Mumbai: Director Faruk Kabir chose Vidyut Jammwal, a trained martial art expert, to play the role of common man cum superman in Khuda Hafiz. The film inspired from a real-life incident, begins with Sameer (Vidyut), who ties the knot with Nargis (Shivaleeka Oberoi) in an arranged marriage.
As a common man, his world resides within the four walls of home and his heart lies in his family. He travels in crowded buses, keeps his finances in check and works hard in the office, all to keep his family safe. But what if, one day, his acutely balanced world comes crumbling down after one phone call. Forcing him to break out of his comfort zone and find his inner superhero.
Sameer in love with Nargis and both software engineers build their life together but they lose their jobs after the recession hits the country. Desperate, they find placements in a fictional Middle-Eastern city called Noman. Khuda Haafiz, which is shot in Uzbekistan, sees many local actors fill up the frame. Their presence provides an authencity to the film.

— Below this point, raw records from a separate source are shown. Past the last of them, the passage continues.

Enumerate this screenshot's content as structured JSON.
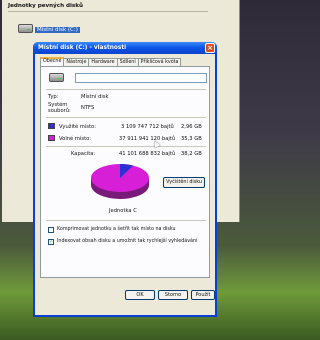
{
  "background_window": {
    "header": "Jednotky pevných disků",
    "drive_label": "Místní disk (C:)"
  },
  "dialog": {
    "title": "Místní disk (C:) - vlastnosti",
    "close_glyph": "×",
    "tabs": [
      {
        "label": "Obecné",
        "active": true
      },
      {
        "label": "Nástroje",
        "active": false
      },
      {
        "label": "Hardware",
        "active": false
      },
      {
        "label": "Sdílení",
        "active": false
      },
      {
        "label": "Přiklíčová kvóta",
        "active": false
      }
    ],
    "name_value": "",
    "type_label": "Typ:",
    "type_value": "Místní disk",
    "fs_label_1": "Systém",
    "fs_label_2": "souborů:",
    "fs_value": "NTFS",
    "used": {
      "label": "Využité místo:",
      "bytes": "3 109 747 712 bajtů",
      "size": "2,96 GB",
      "color": "#2f2fd3"
    },
    "free": {
      "label": "Volné místo:",
      "bytes": "37 911 941 120 bajtů",
      "size": "35,3 GB",
      "color": "#d81fd8"
    },
    "capacity": {
      "label": "Kapacita:",
      "bytes": "41 101 688 832 bajtů",
      "size": "38,2 GB"
    },
    "used_fraction": 0.0757,
    "drive_caption": "Jednotka C",
    "cleanup_button": "Vyčištění disku",
    "compress_label": "Komprimovat jednotku a šetřit tak místo na disku",
    "compress_checked": false,
    "index_label": "Indexovat obsah disku a umožnit tak rychlejší vyhledávání",
    "index_checked": true,
    "ok": "OK",
    "cancel": "Storno",
    "apply": "Použít"
  }
}
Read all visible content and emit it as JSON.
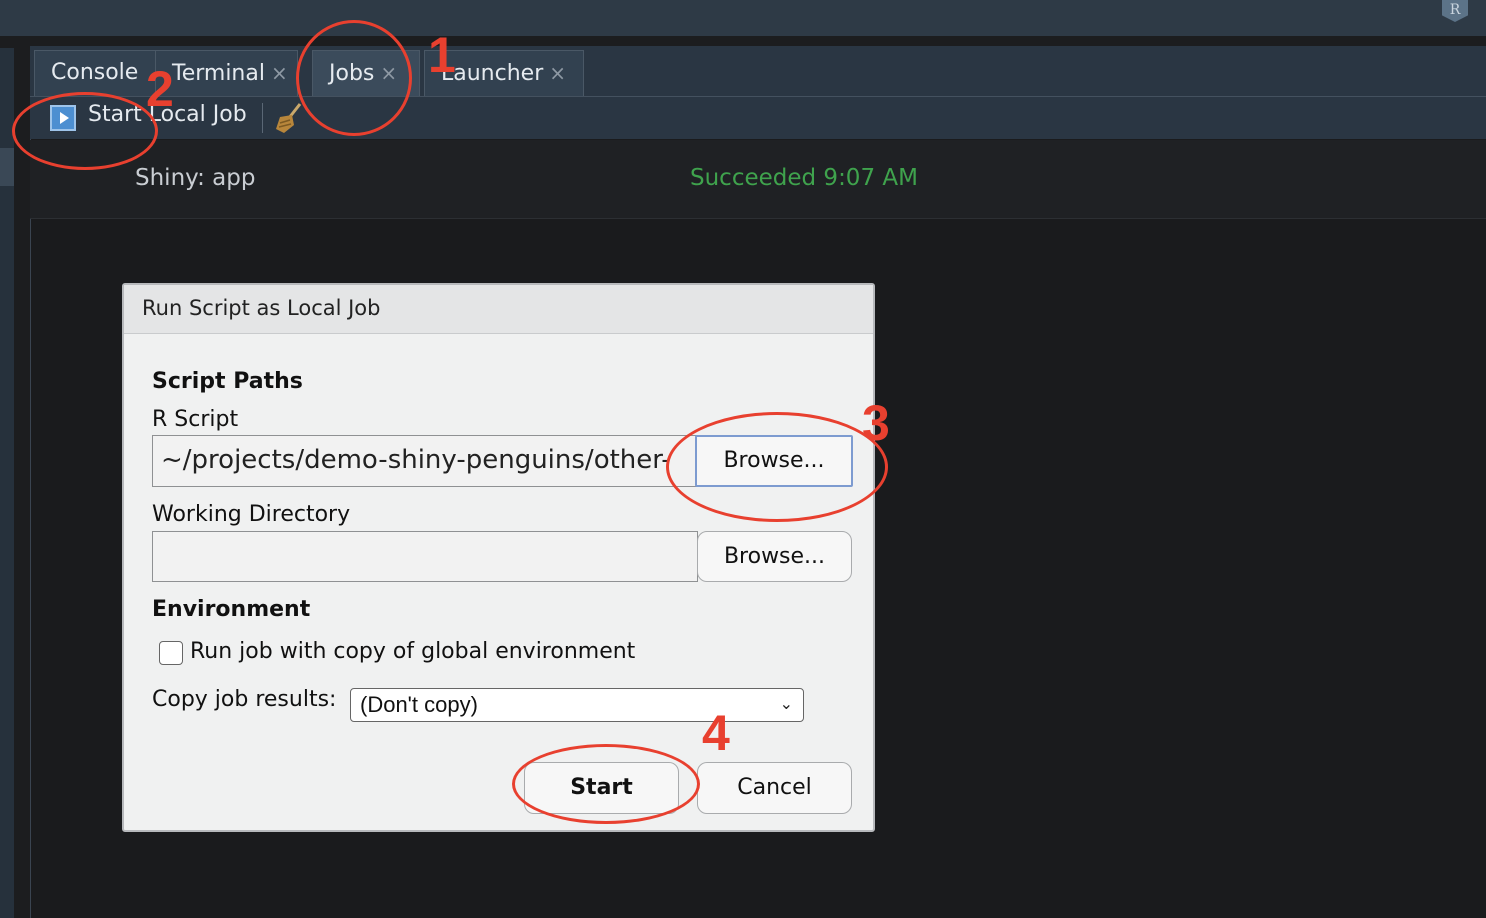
{
  "colors": {
    "accent_red": "#e8402f",
    "status_success": "#3fa34d",
    "dialog_bg": "#f0f1f1",
    "pane_bg": "#1a1b1d"
  },
  "top_bar": {
    "logo_letter": "R",
    "logo_icon": "rstudio-logo-icon"
  },
  "tabs": [
    {
      "label": "Console",
      "closable": false
    },
    {
      "label": "Terminal",
      "closable": true
    },
    {
      "label": "Jobs",
      "closable": true,
      "active": true
    },
    {
      "label": "Launcher",
      "closable": true
    }
  ],
  "tab_close_glyph": "×",
  "toolbar": {
    "start_local_job_label": "Start Local Job",
    "play_icon": "play-icon",
    "clear_icon": "broom-icon"
  },
  "job": {
    "name": "Shiny: app",
    "status": "Succeeded 9:07 AM"
  },
  "dialog": {
    "title": "Run Script as Local Job",
    "script_paths_heading": "Script Paths",
    "r_script_label": "R Script",
    "r_script_value": "~/projects/demo-shiny-penguins/other-",
    "browse_label": "Browse...",
    "working_directory_label": "Working Directory",
    "working_directory_value": "",
    "environment_heading": "Environment",
    "copy_env_checkbox_label": "Run job with copy of global environment",
    "copy_env_checked": false,
    "copy_results_label": "Copy job results:",
    "copy_results_value": "(Don't copy)",
    "start_label": "Start",
    "cancel_label": "Cancel"
  },
  "annotations": [
    "1",
    "2",
    "3",
    "4"
  ]
}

Nargis, who has never stepped out of her city Lucknow, gets placed first and decides to travel alone. Sameer is doubtful but he has no choice. His worst fear comes to life when his wife goes missing right after landing in the foreign country. The Lucknow boy follows, doing everything in his power to find her.
Vidyut, who has established himself as a tough action figure right from the beginning of his career, gives feelings and emotions precedence in Khuda Haafiz. Faruk also doesn’t overstuff his film with over-the-top action sequences. He makes use of Vidyut’s martial arts skills but without turning him into a larger-than-life figure. Our hero gets hurt, cries and shows his vulnerable side to the audience without any qualms.
But this doesn’t mean Khuda Haafiz is any low-on-action flick. Though Vidyut falls a little short when it comes to emoting feelings on the screen, he is the most comfortable unleashing fury on bad guys. From effortlessly jumping from one building to another to showing off his knife-throwing skills, he does it all.
The scene where Vidyut and his wife find themselves surrounded by over 20-30 goons in a narrow alley is without a doubt one of the most well-crafted sequences of the film. The agility that Vidyut shows while kicking, stabbing criminals is impressive. Apart from Vidyut, Annu Kapoor as a helpful taxi driver is a delight to watch. He adds the much-needed warmth to the film.
The plot of Khuda Haafiz missing wife in a foreign land – sounds exciting on paper. We have seen a similar plotline in Liam Neeson’s 2008 film, Taken, where we saw Liam make inroads in the underworld to find his missing daughter. Faruk Kabir’s film, however, isn’t as sharply written as the Hollywood blockbuster. Right after quickly setting its premise, the film slows down, only to gain pace in the end.
The film is also marred by some starkly visible loopholes. Once again, the leading lady is shown as a fragile figure who needs to be rescued. The presence of Aahana Kumra and Shiv Panditt in supporting roles is of no help either, especially because of their forced, bad accents.
Apart from these few faults, Khuda Haafiz makes for a good one-time watch. From action to drama, the film has it all. You might want to pick this over the weekend.